Contact screening and IPT implementation under routine programmatic conditions is sub-optimal. There is an urgent need to sensitize all concerned programme staff on its importance and establishment of mechanisms for rigorous monitoring.
在印度修订后的国家结核病控制规划(RNTCP)下,所有痰涂片阳性肺结核(PTB)患者的家庭接触者都接受结核病筛查。如果没有活动性结核病,年龄<6 岁的家庭接触者有资格接受异烟肼预防治疗(IPT)(5 毫克/公斤体重/天),为期 6 个月。
估计在 Krishna 区,2008 年 4 月至 6 月期间,根据 RNTCP 登记治疗的痰涂片阳性 PTB 患者的<6 岁家庭接触者人数,评估他们接受结核病筛查的程度,以及在没有筛查出结核病的情况下,他们开始接受 IPT 的程度。
进行了一项横断面研究。纳入了 2008 年 4 月至 6 月期间登记治疗的所有痰涂片阳性 PTB 病例(n=848)的家庭。收集了<6 岁家庭接触者人数、接受结核病筛查的程度以及开始 IPT 的情况的数据。

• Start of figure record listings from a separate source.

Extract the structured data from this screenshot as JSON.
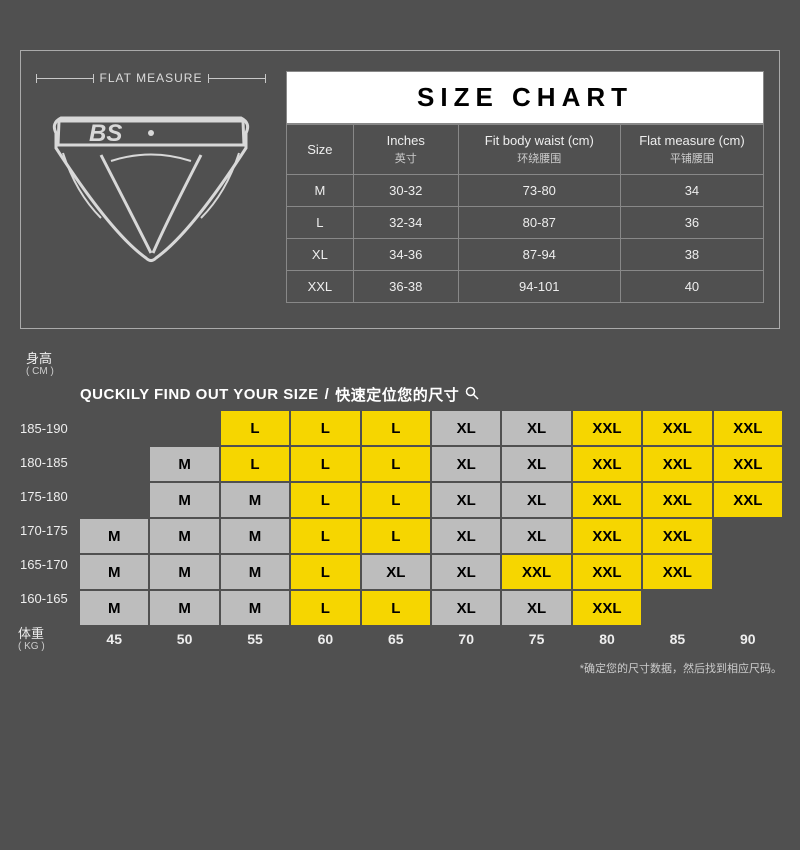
{
  "top": {
    "flat_measure_label": "FLAT  MEASURE",
    "title": "SIZE CHART",
    "columns": [
      {
        "main": "Size",
        "sub": ""
      },
      {
        "main": "Inches",
        "sub": "英寸"
      },
      {
        "main": "Fit body waist (cm)",
        "sub": "环绕腰围"
      },
      {
        "main": "Flat measure (cm)",
        "sub": "平铺腰围"
      }
    ],
    "rows": [
      [
        "M",
        "30-32",
        "73-80",
        "34"
      ],
      [
        "L",
        "32-34",
        "80-87",
        "36"
      ],
      [
        "XL",
        "34-36",
        "87-94",
        "38"
      ],
      [
        "XXL",
        "36-38",
        "94-101",
        "40"
      ]
    ]
  },
  "quick": {
    "title_en": "QUCKILY FIND OUT YOUR SIZE",
    "title_zh": "快速定位您的尺寸",
    "height_label": "身高",
    "height_unit": "( CM )",
    "weight_label": "体重",
    "weight_unit": "( KG )",
    "heights": [
      "185-190",
      "180-185",
      "175-180",
      "170-175",
      "165-170",
      "160-165"
    ],
    "weights": [
      "45",
      "50",
      "55",
      "60",
      "65",
      "70",
      "75",
      "80",
      "85",
      "90"
    ],
    "grid": [
      [
        "",
        "",
        "L",
        "L",
        "L",
        "XL",
        "XL",
        "XXL",
        "XXL",
        "XXL"
      ],
      [
        "",
        "M",
        "L",
        "L",
        "L",
        "XL",
        "XL",
        "XXL",
        "XXL",
        "XXL"
      ],
      [
        "",
        "M",
        "M",
        "L",
        "L",
        "XL",
        "XL",
        "XXL",
        "XXL",
        "XXL"
      ],
      [
        "M",
        "M",
        "M",
        "L",
        "L",
        "XL",
        "XL",
        "XXL",
        "XXL",
        ""
      ],
      [
        "M",
        "M",
        "M",
        "L",
        "XL",
        "XL",
        "XXL",
        "XXL",
        "XXL",
        ""
      ],
      [
        "M",
        "M",
        "M",
        "L",
        "L",
        "XL",
        "XL",
        "XXL",
        "",
        ""
      ]
    ],
    "colors": [
      [
        "",
        "",
        "y",
        "y",
        "y",
        "g",
        "g",
        "y",
        "y",
        "y"
      ],
      [
        "",
        "g",
        "y",
        "y",
        "y",
        "g",
        "g",
        "y",
        "y",
        "y"
      ],
      [
        "",
        "g",
        "g",
        "y",
        "y",
        "g",
        "g",
        "y",
        "y",
        "y"
      ],
      [
        "g",
        "g",
        "g",
        "y",
        "y",
        "g",
        "g",
        "y",
        "y",
        ""
      ],
      [
        "g",
        "g",
        "g",
        "y",
        "g",
        "g",
        "y",
        "y",
        "y",
        ""
      ],
      [
        "g",
        "g",
        "g",
        "y",
        "y",
        "g",
        "g",
        "y",
        "",
        ""
      ]
    ],
    "footnote": "*确定您的尺寸数据，然后找到相应尺码。"
  },
  "style": {
    "bg": "#505050",
    "panel_border": "#aaaaaa",
    "cell_gray": "#bdbdbd",
    "cell_yellow": "#f6d600",
    "title_bg": "#ffffff"
  }
}
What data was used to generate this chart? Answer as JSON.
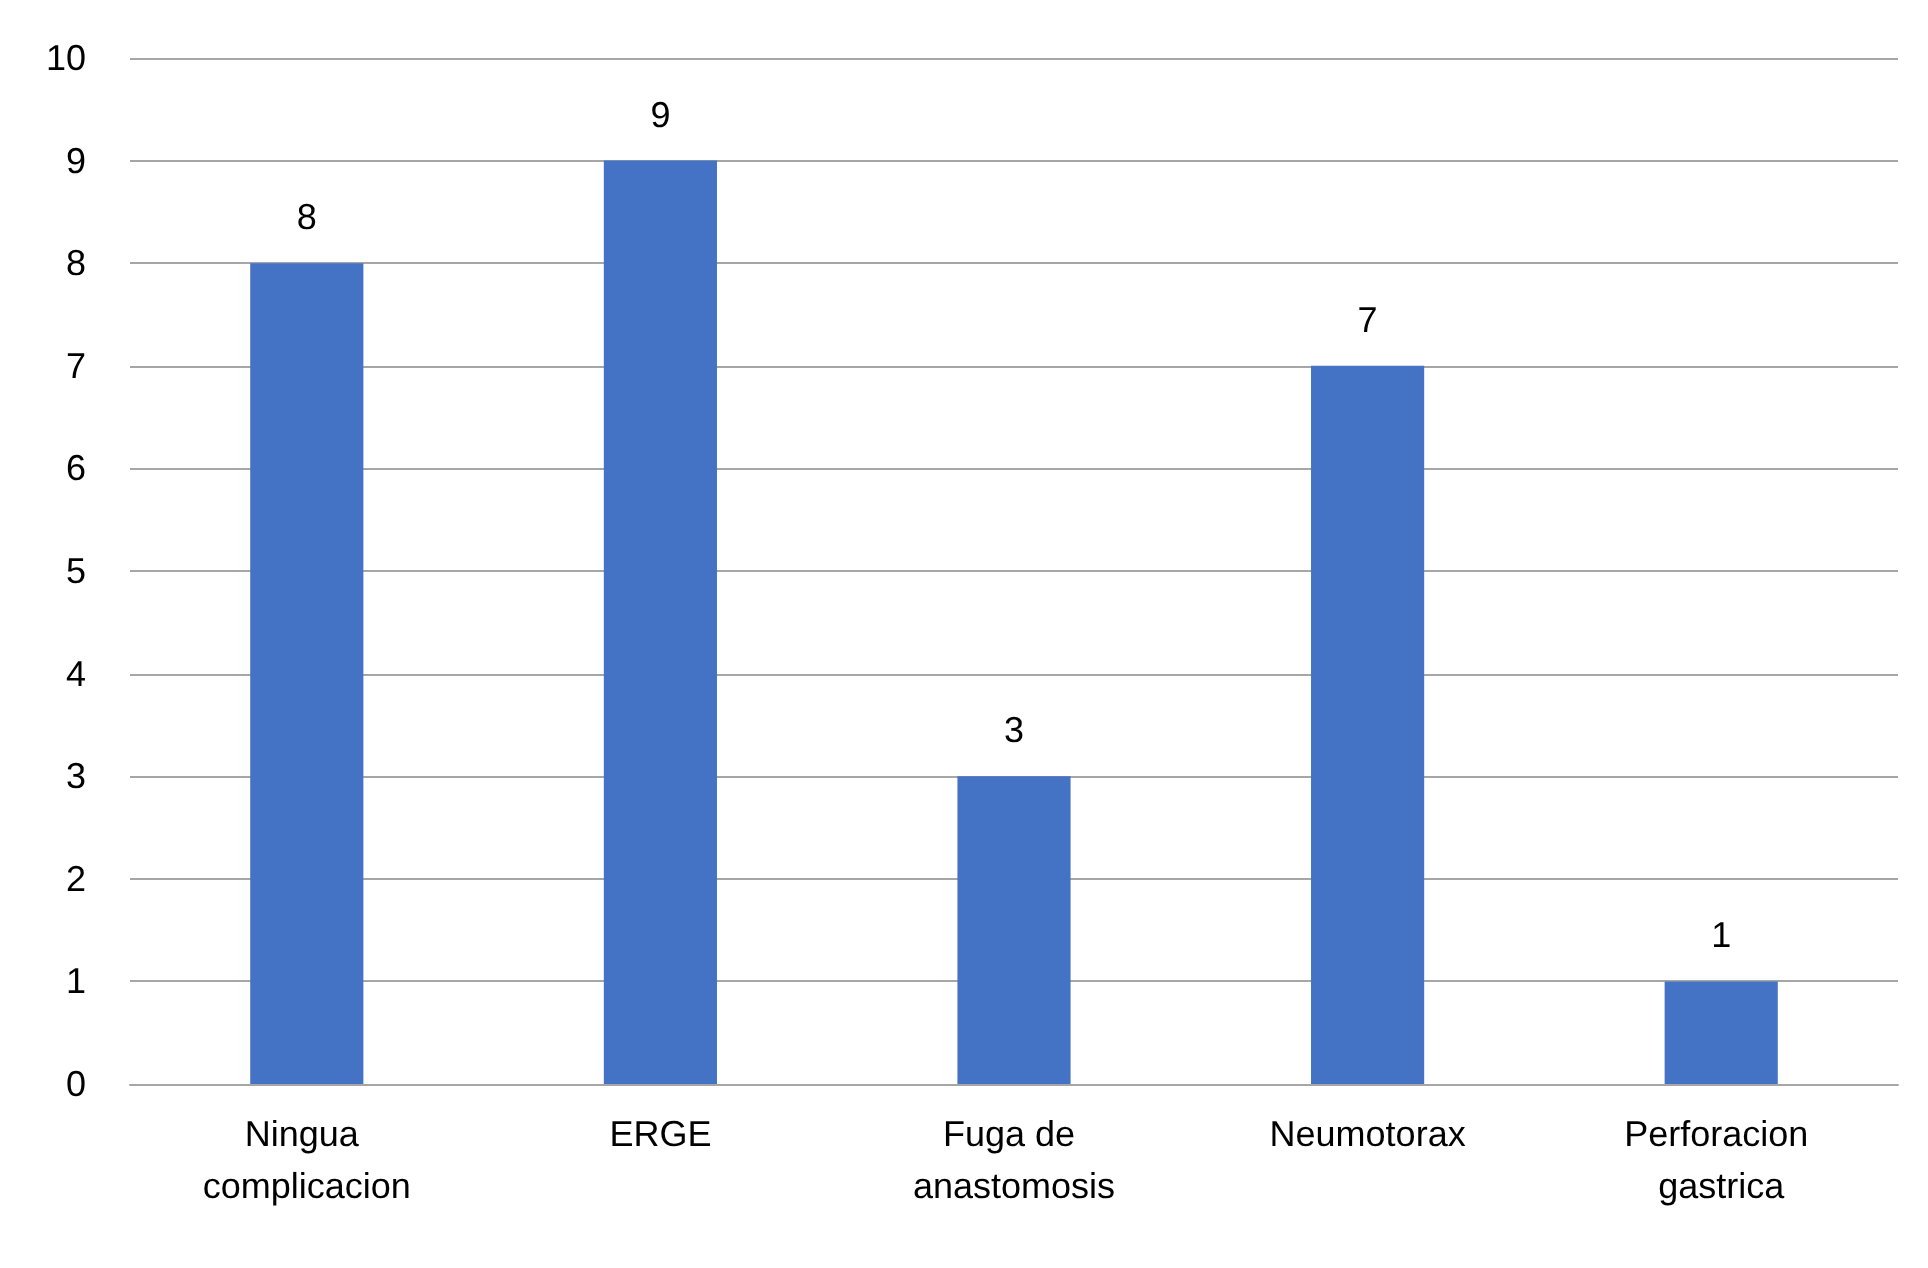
{
  "chart_data": {
    "type": "bar",
    "categories": [
      "Ningua complicacion",
      "ERGE",
      "Fuga de anastomosis",
      "Neumotorax",
      "Perforacion gastrica"
    ],
    "values": [
      8,
      9,
      3,
      7,
      1
    ],
    "color": "#4472c4",
    "ylim": [
      0,
      10
    ],
    "yticks": [
      0,
      1,
      2,
      3,
      4,
      5,
      6,
      7,
      8,
      9,
      10
    ],
    "grid": "y",
    "data_labels": true
  }
}
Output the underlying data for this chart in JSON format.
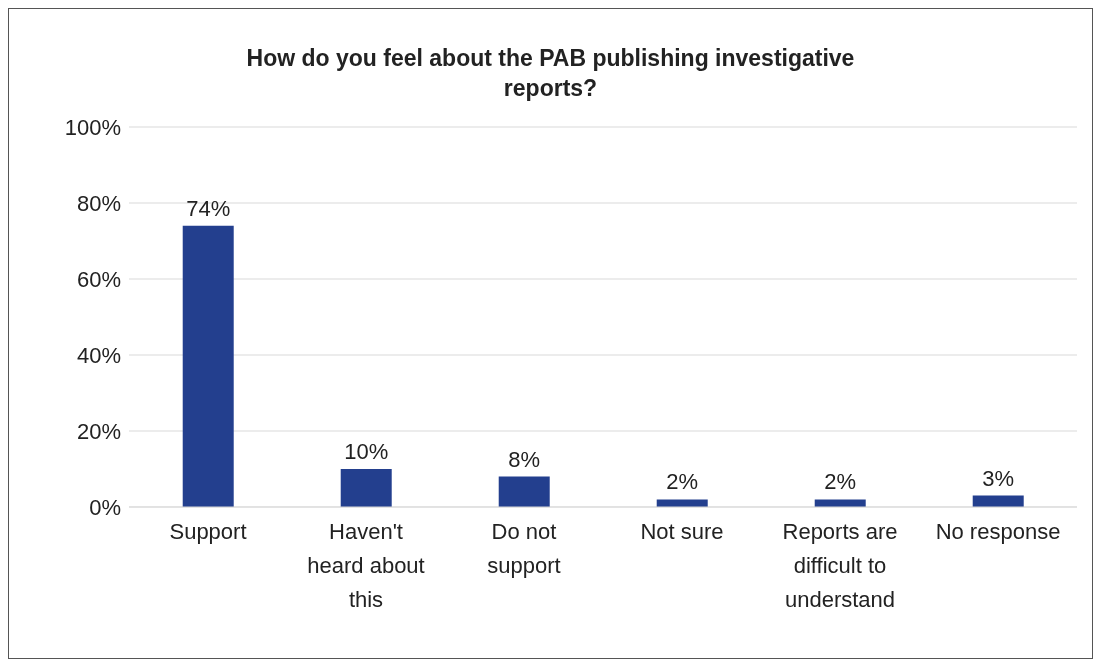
{
  "chart_data": {
    "type": "bar",
    "title": "How do you feel about the PAB publishing investigative reports?",
    "categories": [
      "Support",
      "Haven't heard about this",
      "Do not support",
      "Not sure",
      "Reports are difficult to understand",
      "No response"
    ],
    "values": [
      74,
      10,
      8,
      2,
      2,
      3
    ],
    "value_labels": [
      "74%",
      "10%",
      "8%",
      "2%",
      "2%",
      "3%"
    ],
    "color": "#233f8e",
    "ylim": [
      0,
      100
    ],
    "yticks": [
      {
        "value": 0,
        "label": "0%"
      },
      {
        "value": 20,
        "label": "20%"
      },
      {
        "value": 40,
        "label": "40%"
      },
      {
        "value": 60,
        "label": "60%"
      },
      {
        "value": 80,
        "label": "80%"
      },
      {
        "value": 100,
        "label": "100%"
      }
    ],
    "grid": "y"
  }
}
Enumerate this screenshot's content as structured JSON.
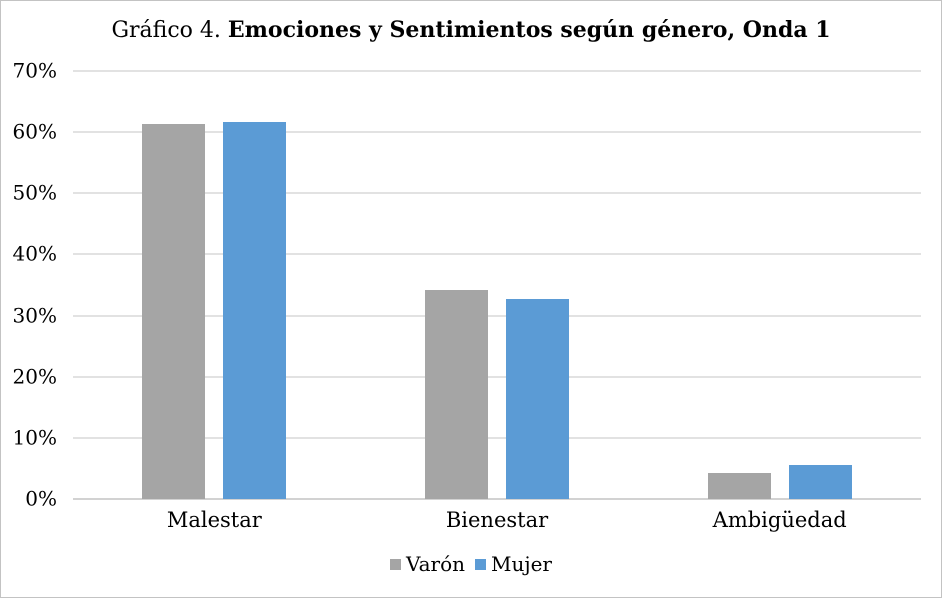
{
  "title": {
    "prefix": "Gráfico 4.",
    "main": "Emociones y Sentimientos según género, Onda 1"
  },
  "chart_data": {
    "type": "bar",
    "title": "Gráfico 4. Emociones y Sentimientos según género, Onda 1",
    "categories": [
      "Malestar",
      "Bienestar",
      "Ambigüedad"
    ],
    "series": [
      {
        "name": "Varón",
        "color": "#A5A5A5",
        "values": [
          61.4,
          34.2,
          4.3
        ]
      },
      {
        "name": "Mujer",
        "color": "#5B9BD5",
        "values": [
          61.7,
          32.7,
          5.6
        ]
      }
    ],
    "xlabel": "",
    "ylabel": "",
    "ylim": [
      0,
      70
    ],
    "ytick_values": [
      0,
      10,
      20,
      30,
      40,
      50,
      60,
      70
    ],
    "yticks": [
      "0%",
      "10%",
      "20%",
      "30%",
      "40%",
      "50%",
      "60%",
      "70%"
    ],
    "grid": true,
    "legend_position": "bottom",
    "colors": {
      "gridline": "#E2E2E2",
      "axis_line": "#D2D2D2",
      "text": "#000000",
      "background": "#FFFFFF"
    }
  }
}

825 名(97%)患者的家庭得到了访问,发现了 172 名<6 岁的家庭接触者。其中,116 名(67%)接受了结核病评估;没有发现结核病患者,97 名(84%)接触者开始接受 IPT,19 名(16%)接触者由于外周卫生中心 INH 片剂短缺而未开始接受 IPT。其余符合条件的儿童(n=56,33%)未接受评估的原因包括 25 名接触者的卫生工作人员未进行家访,31 名接触者进行了家访但未进行评估。农村地区的家庭接触者接受评估和开始接受 IPT 的可能性较小[风险比 6.65(95%CI;3.06-14.42)]。
在常规规划条件下,接触者筛查和 IPT 的实施情况并不理想。迫切需要提高所有相关方案工作人员对其重要性的认识,并建立严格监测的机制。